Friends of Canadian Broadcasting goes to the mat for CBC in awareness campaign

Peter Mansbridge has been replaced by a tattooed, eye-patch wearing grappler, while flamboyantly dressed Radio 2 personalities now settle on-air disagreements with their fists in a new vision of the CBC presented by the Friends of Canadian Broadcasting. Don Cherry, presumably, remains unaffected. Concerned about potential cuts to the CBC’s operating budget as part of […]

Peter Mansbridge has been replaced by a tattooed, eye-patch wearing grappler, while flamboyantly dressed Radio 2 personalities now settle on-air disagreements with their fists in a new vision of the CBC presented by the Friends of Canadian Broadcasting.

Don Cherry, presumably, remains unaffected.

Concerned about potential cuts to the CBC’s operating budget as part of the Conservative government’s ongoing strategic and operating review, the broadcasting watchdog has launched a new awareness campaign called “Stop the CBC Smackdown.”

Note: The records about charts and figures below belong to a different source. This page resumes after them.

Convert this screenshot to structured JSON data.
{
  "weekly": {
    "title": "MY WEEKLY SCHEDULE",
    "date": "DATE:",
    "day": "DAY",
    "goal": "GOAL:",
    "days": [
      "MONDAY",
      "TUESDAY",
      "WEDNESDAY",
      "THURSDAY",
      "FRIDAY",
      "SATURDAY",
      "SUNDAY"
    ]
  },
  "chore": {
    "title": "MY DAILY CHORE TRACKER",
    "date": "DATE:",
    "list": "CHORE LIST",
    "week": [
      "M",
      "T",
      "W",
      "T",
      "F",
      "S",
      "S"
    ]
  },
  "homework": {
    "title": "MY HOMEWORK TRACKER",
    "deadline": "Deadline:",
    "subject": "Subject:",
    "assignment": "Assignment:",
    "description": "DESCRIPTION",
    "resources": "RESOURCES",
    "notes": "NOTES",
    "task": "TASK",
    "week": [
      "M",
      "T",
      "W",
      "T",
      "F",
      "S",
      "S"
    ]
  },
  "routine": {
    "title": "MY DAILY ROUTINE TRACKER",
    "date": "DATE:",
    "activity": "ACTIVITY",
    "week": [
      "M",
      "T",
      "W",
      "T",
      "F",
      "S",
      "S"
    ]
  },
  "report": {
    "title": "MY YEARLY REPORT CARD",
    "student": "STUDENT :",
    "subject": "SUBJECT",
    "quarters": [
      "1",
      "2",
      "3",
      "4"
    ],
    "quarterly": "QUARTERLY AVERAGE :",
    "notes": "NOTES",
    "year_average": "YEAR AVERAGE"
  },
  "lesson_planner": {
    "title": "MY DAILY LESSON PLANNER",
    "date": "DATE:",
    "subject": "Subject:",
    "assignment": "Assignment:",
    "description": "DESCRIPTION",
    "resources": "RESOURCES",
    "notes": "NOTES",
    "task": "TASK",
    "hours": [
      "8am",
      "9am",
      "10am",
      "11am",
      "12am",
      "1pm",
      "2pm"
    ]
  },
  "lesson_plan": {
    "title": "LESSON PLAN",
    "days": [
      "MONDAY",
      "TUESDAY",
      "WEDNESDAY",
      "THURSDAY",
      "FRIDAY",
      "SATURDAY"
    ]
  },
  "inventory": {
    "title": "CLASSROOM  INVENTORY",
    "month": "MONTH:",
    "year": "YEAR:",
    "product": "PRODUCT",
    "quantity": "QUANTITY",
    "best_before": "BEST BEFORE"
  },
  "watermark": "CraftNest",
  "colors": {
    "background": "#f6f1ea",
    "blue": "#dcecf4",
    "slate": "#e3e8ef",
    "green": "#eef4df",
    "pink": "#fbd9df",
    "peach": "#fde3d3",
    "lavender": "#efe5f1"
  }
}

Created in-house, the campaign imagines the public broadcaster in the hands of a new owner – a former professional wrestler from the U.S. named Lance Fury (“My given name is Lancelot. It’s the type of name that either makes you furious or gay – I chose furious”).

Videos housed at a dedicated website feature the garrulous, extravagantly coiffed Fury – played by actor David Huband, a mainstay in Friends’ awareness campaigns since 2003 and a regular on CBC Television shows including Little Mosque on the Prairie – as an American who claims to know what Canadians want from their public broadcaster.

“They want information, they want entertainment, they want action,” says Fury, who pledges to give Canadian viewers everything they want in a single package called “infotactiontainment.”

Saying that action is what the network needs, Fury introduces a plan to change the name of CBC’s flagship newscast The National to The N-Actional, with an emphasis on action. A subsequent video depicts the news anchor and the weatherman as wrestlers, using wrestling terms like “stranglehold” to describe the day’s events.

The video ends with the message “Stop the CBC Smackdown” and drives people to the Friends of Canadian Broadcasting website.

“It’s kind of a worst-case scenario about what could possibly happen if there weren’t any constraints on the Prime Minister,’ said Friends spokesperson Ian Morrison, noting that Stephen Harper pledged to support the CBC during the most recent federal election.

“Since then he has contradicted that very strongly, and this is the time to act,” said Morrison. “You take the medicine before you get the cold.”

The videos have been viewed about 50,000 times since debuting yesterday. “Some of that might just be people who think wrestling is funny rather than people who care about public broadcasting,” joked Morrison. “But I’d like to think that some 25-year old who thinks it’s funny sends it to 20 friends and one of those people sends it to her mother, who sends a message to Prime Minister Harper.”

“It was intended to be funny and over the top,” said Morrison. “I think an intelligent viewer would understand that there’s an element of satire in this – it’s not an attempt to put down wrestling, or Americans for that matter.”

The Harper government’s strategic and operating review is asking all departments, agencies and crown corporations to find cost savings at it seeks to find $4 billion in savings to help reduce the deficit. Heritage Minister James Moore told The Globe and Mail this week that the CBC will be included in any cost-saving initiatives.

Friends claims that a proposed 10% cut to the CBC’s budget would have consequences that would be “visible and of great concern” to the majority of Canadians. The watchdog also said that a “steady attack” on the CBC by various MPs could change the direction of public support on the issue.

According to a recent poll conducted for Friends by Angus Reid/Vision Critical earlier this month, 46% of Canadians said they would urge their local MP to keep CBC funding at current levels, while another 23% would advise their MP to vote in favour of an increase.

The results are based on an online survey of 2,022 adult Canadians conducted between Nov. 4 and 10, and have a margin of error of plus or minus 2.18% 19 times out of 20.